The brutal car accident that follows contains the earmarks of Princess Diana's final car ride, with camera flashes serving as bursts of violent aggression from hostile photographers. But the scene lacks the heart-stopping reality of such a horrible accident and, as such, places the narrative in a cartoon category of softcore mock-u-drama. While Laramie is barley scratched, his wife must have her spleen removed and the civilian driver of another car dies at the scene.
With the audience properly prepped for the essential retribution that must ensue -- if Western culture is to retain its juvenile logic for problem solving -- Laramie dispenses with his four harassing paparazzi one by one. It's telling that Laramie's only explicitly homicidal act (involving a baseball bat) is against the dimmest of the paparazzi (played by Daniel Baldwin) and occurs off-camera so that the audience is never allowed to condemn Laramie for his barbaric response. It's paradoxical, too, that Harper's punishment, as leader of the depraved paparazzi, entails merely a solid ass kicking and an inevitable prison sentence.

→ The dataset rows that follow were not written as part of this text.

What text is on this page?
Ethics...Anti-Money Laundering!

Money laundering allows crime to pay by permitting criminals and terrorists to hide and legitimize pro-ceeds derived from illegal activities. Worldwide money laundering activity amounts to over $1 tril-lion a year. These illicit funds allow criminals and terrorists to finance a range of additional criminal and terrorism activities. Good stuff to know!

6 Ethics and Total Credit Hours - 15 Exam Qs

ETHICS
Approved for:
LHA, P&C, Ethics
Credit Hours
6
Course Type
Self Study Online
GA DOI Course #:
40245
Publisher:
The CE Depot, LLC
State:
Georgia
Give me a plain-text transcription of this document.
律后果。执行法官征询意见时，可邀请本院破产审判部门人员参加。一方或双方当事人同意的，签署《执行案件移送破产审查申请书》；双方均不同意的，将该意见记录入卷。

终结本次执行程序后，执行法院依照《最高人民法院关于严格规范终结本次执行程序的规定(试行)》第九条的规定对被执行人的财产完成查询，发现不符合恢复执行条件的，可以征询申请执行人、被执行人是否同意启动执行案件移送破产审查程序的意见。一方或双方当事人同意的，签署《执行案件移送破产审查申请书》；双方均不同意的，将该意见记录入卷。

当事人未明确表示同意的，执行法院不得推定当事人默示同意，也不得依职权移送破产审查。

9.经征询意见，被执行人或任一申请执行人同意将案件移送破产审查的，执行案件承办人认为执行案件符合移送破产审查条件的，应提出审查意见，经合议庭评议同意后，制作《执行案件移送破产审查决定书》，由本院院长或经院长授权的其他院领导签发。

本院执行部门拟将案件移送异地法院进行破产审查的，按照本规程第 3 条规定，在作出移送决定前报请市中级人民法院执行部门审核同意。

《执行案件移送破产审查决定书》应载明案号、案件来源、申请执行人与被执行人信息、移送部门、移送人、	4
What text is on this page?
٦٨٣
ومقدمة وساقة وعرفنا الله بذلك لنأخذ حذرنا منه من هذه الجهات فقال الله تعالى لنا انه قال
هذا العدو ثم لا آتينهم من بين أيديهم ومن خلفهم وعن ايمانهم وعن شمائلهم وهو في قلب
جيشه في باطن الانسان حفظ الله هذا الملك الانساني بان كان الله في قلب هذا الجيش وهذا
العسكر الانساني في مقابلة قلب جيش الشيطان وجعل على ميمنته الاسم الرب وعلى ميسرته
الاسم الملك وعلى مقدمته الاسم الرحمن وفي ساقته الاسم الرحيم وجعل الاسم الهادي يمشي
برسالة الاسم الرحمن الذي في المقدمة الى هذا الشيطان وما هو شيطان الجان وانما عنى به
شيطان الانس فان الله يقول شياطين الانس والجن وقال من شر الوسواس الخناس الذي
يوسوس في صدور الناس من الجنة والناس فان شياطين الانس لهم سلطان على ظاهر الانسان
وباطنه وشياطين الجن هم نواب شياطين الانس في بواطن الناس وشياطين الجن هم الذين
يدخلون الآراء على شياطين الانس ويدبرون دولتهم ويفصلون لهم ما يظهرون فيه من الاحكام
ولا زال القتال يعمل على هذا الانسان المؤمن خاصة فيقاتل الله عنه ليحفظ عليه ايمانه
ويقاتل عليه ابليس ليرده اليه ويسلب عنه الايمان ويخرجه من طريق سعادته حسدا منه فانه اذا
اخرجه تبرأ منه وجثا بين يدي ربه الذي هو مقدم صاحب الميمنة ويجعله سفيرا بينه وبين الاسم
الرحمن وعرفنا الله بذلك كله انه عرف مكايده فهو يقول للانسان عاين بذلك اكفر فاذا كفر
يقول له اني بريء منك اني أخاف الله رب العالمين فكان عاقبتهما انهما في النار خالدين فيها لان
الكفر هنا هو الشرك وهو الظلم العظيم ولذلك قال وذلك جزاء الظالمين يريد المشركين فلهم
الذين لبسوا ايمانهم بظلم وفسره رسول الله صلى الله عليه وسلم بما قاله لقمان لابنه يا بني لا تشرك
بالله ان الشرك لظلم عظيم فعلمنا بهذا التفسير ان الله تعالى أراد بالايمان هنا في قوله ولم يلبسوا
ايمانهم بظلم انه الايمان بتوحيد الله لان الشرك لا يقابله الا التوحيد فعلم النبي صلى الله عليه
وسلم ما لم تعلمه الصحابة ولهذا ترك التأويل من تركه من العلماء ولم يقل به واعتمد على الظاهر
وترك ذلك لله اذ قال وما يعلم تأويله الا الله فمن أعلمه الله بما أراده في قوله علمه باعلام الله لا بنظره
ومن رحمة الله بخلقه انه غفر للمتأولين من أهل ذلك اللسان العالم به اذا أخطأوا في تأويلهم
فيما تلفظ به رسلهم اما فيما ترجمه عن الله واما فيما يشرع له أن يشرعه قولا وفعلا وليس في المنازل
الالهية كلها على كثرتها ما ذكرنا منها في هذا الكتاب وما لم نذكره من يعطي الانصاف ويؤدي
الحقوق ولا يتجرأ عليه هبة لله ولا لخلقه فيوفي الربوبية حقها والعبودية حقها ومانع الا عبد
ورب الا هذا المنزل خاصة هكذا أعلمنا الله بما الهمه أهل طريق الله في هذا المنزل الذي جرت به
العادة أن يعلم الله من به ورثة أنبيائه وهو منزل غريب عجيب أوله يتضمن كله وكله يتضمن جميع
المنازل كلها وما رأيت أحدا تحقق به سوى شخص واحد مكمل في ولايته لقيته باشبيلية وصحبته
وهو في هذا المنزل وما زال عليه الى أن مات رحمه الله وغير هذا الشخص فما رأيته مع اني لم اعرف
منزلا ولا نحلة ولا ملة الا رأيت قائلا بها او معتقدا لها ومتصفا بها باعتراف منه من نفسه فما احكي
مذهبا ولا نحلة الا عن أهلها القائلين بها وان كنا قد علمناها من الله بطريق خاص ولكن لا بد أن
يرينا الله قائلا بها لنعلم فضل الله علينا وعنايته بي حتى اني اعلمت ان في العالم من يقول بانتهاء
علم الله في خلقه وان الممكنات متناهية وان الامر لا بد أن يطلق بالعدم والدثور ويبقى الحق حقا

Paparazzi can be viewed as a nightmare/dream-case scenario for media-hounded celebrities whose personal lives can, at any moment, become tabloid fodder. The premise expects that audiences will associate themselves with highly paid cultural icons oppressed by harassing photographers. But it's the same kind of game whereby some minority voters attempt to elevate their underclass standing by allying themselves with Republicans in the unfounded hope that they will become part of the cultural elite. It's a flawed premise to begin with, and it never ends well.